Idlib’s residents turn to malls as new consumer style 

A commercial mall in Idlib city - June 2022 (Enab Baladi/Huda al-Kulaib)

A commercial mall in Idlib city - June 2022 (Enab Baladi/Huda al-Kulaib)


Enab Baladi – Huda al-Kulaib

Souad al-Husseini, 42, used to go to the shopping center next to her house in Sarmada town, northern Idlib, as it saved her the trouble of moving between markets and shops after finding all her household needs at “reasonable” prices compared to “groceries” and other food shops.

Al-Husseini told Enab Baladi that she would prefer to go to the mall as it contains high-quality, packaged, and healthy goods, unlike other markets whose goods are exposed and damaged due to exposure to sunlight.
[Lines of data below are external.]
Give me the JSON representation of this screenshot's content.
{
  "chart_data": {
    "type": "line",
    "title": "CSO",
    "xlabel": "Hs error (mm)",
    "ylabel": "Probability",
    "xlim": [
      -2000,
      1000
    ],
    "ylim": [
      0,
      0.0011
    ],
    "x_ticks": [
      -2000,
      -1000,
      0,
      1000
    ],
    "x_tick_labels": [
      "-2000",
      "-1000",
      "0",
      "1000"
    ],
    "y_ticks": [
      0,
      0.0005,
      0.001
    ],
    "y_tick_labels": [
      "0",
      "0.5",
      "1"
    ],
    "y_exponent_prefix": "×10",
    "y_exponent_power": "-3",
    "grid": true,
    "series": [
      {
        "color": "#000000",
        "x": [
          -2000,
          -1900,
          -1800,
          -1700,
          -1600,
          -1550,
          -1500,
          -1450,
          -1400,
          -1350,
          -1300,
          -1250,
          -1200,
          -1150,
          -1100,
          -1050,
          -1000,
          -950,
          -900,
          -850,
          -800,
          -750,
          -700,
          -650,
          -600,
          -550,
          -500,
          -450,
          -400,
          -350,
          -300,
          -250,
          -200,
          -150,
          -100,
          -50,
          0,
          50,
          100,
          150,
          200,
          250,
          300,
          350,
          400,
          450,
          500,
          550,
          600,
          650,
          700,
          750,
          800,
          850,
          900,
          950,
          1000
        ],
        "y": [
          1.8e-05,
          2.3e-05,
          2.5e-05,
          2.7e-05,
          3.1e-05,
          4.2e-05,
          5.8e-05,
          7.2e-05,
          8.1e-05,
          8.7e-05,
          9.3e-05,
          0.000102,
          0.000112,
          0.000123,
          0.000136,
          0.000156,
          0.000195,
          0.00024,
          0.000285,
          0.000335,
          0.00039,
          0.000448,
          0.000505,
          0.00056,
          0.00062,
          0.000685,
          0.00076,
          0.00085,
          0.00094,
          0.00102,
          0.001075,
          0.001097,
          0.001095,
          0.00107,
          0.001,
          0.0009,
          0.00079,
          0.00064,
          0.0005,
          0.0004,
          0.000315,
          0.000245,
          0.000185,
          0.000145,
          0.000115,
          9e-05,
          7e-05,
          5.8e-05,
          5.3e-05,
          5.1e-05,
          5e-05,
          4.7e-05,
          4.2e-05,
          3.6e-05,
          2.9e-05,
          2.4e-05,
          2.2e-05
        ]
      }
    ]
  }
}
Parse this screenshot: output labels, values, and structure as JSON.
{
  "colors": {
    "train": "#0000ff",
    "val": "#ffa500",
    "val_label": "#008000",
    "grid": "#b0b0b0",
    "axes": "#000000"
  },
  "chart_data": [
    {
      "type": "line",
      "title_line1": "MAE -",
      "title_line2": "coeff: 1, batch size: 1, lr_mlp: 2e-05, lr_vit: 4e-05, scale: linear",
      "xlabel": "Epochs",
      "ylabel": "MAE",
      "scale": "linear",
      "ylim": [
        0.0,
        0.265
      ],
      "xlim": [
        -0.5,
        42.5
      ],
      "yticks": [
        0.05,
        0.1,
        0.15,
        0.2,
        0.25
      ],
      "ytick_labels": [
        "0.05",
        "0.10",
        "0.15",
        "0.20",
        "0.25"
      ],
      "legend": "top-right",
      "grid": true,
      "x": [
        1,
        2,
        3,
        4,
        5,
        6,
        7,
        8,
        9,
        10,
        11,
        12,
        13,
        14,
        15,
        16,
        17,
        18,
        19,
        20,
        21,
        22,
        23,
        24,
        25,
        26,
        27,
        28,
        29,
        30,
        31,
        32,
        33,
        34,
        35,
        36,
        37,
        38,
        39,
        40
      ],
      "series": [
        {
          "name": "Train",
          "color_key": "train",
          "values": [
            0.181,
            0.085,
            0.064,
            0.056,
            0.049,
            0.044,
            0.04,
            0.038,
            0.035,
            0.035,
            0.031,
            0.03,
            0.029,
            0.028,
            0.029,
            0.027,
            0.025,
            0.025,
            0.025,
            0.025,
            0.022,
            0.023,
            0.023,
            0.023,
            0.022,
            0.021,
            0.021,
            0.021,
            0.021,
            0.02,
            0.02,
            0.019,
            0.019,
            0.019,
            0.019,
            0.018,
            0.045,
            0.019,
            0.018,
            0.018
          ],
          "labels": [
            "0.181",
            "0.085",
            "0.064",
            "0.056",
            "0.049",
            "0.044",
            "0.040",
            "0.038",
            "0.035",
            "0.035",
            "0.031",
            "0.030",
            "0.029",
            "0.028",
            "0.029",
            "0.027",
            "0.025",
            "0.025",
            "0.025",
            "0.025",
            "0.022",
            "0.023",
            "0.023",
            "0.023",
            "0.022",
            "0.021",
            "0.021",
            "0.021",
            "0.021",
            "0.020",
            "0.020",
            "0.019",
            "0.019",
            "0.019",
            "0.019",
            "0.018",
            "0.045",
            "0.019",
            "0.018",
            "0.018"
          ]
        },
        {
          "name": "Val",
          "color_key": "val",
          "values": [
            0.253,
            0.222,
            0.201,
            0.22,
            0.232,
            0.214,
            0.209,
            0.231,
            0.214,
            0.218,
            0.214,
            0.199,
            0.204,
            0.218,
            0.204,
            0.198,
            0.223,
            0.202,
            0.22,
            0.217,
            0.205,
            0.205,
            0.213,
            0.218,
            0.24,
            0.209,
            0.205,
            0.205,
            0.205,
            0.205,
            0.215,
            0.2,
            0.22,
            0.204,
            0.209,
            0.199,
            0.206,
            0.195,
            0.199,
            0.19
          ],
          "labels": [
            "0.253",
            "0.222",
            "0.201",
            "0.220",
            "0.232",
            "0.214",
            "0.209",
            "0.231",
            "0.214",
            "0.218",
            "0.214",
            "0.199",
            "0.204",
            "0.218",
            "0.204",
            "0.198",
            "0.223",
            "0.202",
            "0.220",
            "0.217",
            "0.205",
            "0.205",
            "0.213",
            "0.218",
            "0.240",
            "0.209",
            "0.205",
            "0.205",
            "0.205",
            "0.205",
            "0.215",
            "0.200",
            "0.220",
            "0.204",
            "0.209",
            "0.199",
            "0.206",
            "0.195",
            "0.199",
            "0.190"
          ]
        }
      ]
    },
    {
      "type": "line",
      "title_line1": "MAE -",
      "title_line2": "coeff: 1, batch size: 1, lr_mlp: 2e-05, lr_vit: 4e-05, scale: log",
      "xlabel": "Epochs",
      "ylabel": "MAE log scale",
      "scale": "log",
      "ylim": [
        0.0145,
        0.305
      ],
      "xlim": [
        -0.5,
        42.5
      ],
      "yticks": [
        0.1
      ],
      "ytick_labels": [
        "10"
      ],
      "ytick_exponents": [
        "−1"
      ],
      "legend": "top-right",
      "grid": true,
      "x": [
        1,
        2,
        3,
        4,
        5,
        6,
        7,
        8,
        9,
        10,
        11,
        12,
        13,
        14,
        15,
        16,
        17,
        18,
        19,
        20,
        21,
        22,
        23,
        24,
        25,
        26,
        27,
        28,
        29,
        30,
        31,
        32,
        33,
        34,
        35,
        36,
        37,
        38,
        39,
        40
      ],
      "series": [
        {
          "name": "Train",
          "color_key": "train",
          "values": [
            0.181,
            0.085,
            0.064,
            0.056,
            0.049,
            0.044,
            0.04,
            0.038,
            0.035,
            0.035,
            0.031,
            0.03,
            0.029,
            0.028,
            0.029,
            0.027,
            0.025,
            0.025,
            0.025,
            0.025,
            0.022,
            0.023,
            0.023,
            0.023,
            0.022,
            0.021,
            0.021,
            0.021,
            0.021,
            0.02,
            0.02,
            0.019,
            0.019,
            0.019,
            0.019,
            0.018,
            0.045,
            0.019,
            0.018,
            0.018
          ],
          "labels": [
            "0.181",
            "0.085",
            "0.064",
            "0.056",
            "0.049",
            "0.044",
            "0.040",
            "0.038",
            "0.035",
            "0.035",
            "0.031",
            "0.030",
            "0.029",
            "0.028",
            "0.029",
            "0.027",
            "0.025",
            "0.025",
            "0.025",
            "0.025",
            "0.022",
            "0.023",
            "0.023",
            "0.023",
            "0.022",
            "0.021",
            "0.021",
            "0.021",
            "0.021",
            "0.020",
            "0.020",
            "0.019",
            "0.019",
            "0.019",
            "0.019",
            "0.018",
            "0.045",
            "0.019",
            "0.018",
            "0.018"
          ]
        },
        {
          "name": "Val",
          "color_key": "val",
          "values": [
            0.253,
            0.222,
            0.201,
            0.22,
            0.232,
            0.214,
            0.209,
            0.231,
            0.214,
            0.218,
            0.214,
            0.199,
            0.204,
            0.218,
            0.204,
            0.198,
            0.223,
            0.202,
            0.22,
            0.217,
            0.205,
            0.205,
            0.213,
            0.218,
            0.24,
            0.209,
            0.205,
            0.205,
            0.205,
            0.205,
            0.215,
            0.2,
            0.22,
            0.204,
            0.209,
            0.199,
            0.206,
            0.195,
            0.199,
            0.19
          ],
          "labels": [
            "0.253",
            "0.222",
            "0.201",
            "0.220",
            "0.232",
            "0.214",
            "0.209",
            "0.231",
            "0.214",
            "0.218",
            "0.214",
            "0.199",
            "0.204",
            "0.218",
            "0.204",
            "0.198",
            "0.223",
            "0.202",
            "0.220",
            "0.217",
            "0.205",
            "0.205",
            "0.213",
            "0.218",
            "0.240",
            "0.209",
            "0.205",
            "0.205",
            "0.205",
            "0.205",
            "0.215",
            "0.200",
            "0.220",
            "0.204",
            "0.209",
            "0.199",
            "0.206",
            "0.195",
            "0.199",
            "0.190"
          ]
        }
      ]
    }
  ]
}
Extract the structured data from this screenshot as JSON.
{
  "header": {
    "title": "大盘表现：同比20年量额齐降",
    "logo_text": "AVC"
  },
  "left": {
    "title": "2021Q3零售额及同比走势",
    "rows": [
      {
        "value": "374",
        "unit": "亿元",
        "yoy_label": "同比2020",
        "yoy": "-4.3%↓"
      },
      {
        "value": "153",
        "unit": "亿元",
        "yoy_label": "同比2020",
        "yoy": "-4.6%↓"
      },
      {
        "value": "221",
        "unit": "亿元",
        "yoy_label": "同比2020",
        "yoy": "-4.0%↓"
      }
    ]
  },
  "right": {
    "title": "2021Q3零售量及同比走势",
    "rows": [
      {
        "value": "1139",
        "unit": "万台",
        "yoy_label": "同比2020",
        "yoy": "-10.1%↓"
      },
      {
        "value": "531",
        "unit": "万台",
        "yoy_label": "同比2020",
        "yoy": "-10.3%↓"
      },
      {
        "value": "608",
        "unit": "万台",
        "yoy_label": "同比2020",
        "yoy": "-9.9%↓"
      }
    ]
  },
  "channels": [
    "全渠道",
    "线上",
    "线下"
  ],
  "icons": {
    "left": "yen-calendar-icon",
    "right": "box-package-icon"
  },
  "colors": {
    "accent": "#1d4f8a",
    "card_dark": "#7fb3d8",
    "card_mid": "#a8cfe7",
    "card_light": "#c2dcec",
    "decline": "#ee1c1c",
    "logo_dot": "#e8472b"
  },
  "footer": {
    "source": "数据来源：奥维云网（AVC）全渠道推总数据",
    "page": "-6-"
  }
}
This prompted her to rely primarily on it to secure her household necessities.

The prices of food commodities in the shopping centers are fixed and unified, and some of them may also include “price reductions.” Meanwhile, prices in markets and popular stores vary, with differences ranging from 2 to 20 Turkish liras per kilogram for the same commodity, owing to the absence of ration and quality control in controlling prices in these stores, she added.

The governorate of Idlib, northwest of Syria, has seen an impressive spread of large commercial centers and malls in recent times after a high turnout of the city’s residents; they have come to prefer them to other shopping places for a number of reasons, most notably the quality of goods and their fixed prices.

Unified and “invoiced” prices

Zuhair al-Maqsos, 42, an IDP residing in al-Dana town north of Idlib, accompanies his family to shopping malls during the weekend. It spares him the inconvenience of moving between different markets and stores, thus saving a lot of time and effort when securing his basic needs, he told Enab Baladi.

Al-Maqsos indicated that goods offered are coordinated and arranged in a way that makes it easier for him to identify the goods he needs in multiple separate sections of materials such as detergents, vegetables, foodstuffs, and meat, which gives him many options when it comes to choosing the type and brand, unlike other shops where he is forced to only buy the existing items.

The price of each commodity is in US dollars, especially since the exchange rate in Turkish lira is calculated via the Money Exchangers Union’s screen installed on the storefront. All purchases are also registered through an explanatory invoice for purchases, “that is, they are not subject to manipulation and fraud,” allowing those with low income to frequent these malls,” al-Maqsos added.

Residents of Idlib governorate complain about soaring prices of goods in general and food in particular, which is experiencing a price discrepancy from one store to another, as the Turkish lira’s value fluctuates and continues to fall against the US dollar, which paved the way for exploitation and injustice in the markets.

The US dollar exchange rate was 16.5 Turkish liras. The value of the lira against the euro was also recorded at 18.2 Turkish liras, according to the Döviz website specializing in exchange rates and currencies.

At the end of 2021, commercial projects were active in Idlib governorate in light of the region’s relative stability. Malls came at the top of the list of projects after being widely acclaimed and positively received from various segments of society, encouraging traders and venture capitalists to launch such projects in northern Syria, according to Raed Hablos, the owner of one of the shopping centers in Idlib city.

Raed told Enab Baladi that all the recently opened malls in northwestern Syria belong to the private sector and had been created through the efforts of traders and capitalists at home and abroad or through partnerships between local traders operating in different sectors and departments, which had led to the formation of diverse and high-profile malls.

“Good” job opportunity

According to Raed al-Salah, an accountant based in Sarmada town, commercial malls have provided job opportunities for many Syrians, through which they found a source of livelihood that helps them face the burdens of life.

Al-Salah, 20, earns 1,500 Turkish liras as a monthly salary for his work as an accountant at a commercial mall, an amount that he considers good compared to what he used to earn in his previous hard job in construction.

The young man emphasized that the mall where he works is very popular with the residents, who rely on it for most of their daily needs thanks to the quality and variety of goods. The mall contains various sections such as clothing, furnishings, meat, vegetables, foodstuffs, and household appliances, in addition to “sales” announced every now and then.

Affected businesses

For his part, Suleiman Abdulrahman, an owner of a grocery store in Idlib, did not hide that his trade was greatly affected after the opening of a commercial mall near the neighborhood in which he works.

The man in his forties also told Enab Baladi that people choosing the mall for shopping caused less and less of them to visit his store, owing only to offers, “sales,” and the variety of goods available solely in commercial malls.

Malls receive their goods directly from exporting countries through other merchants and at large discounts, while I am obliged to buy them from wholesale centers at a high price, he added.

Abdulrahman indicated that he was considering relocating elsewhere if things remain the same as it is now, with the weak purchasing movement that would add considerable financial burdens.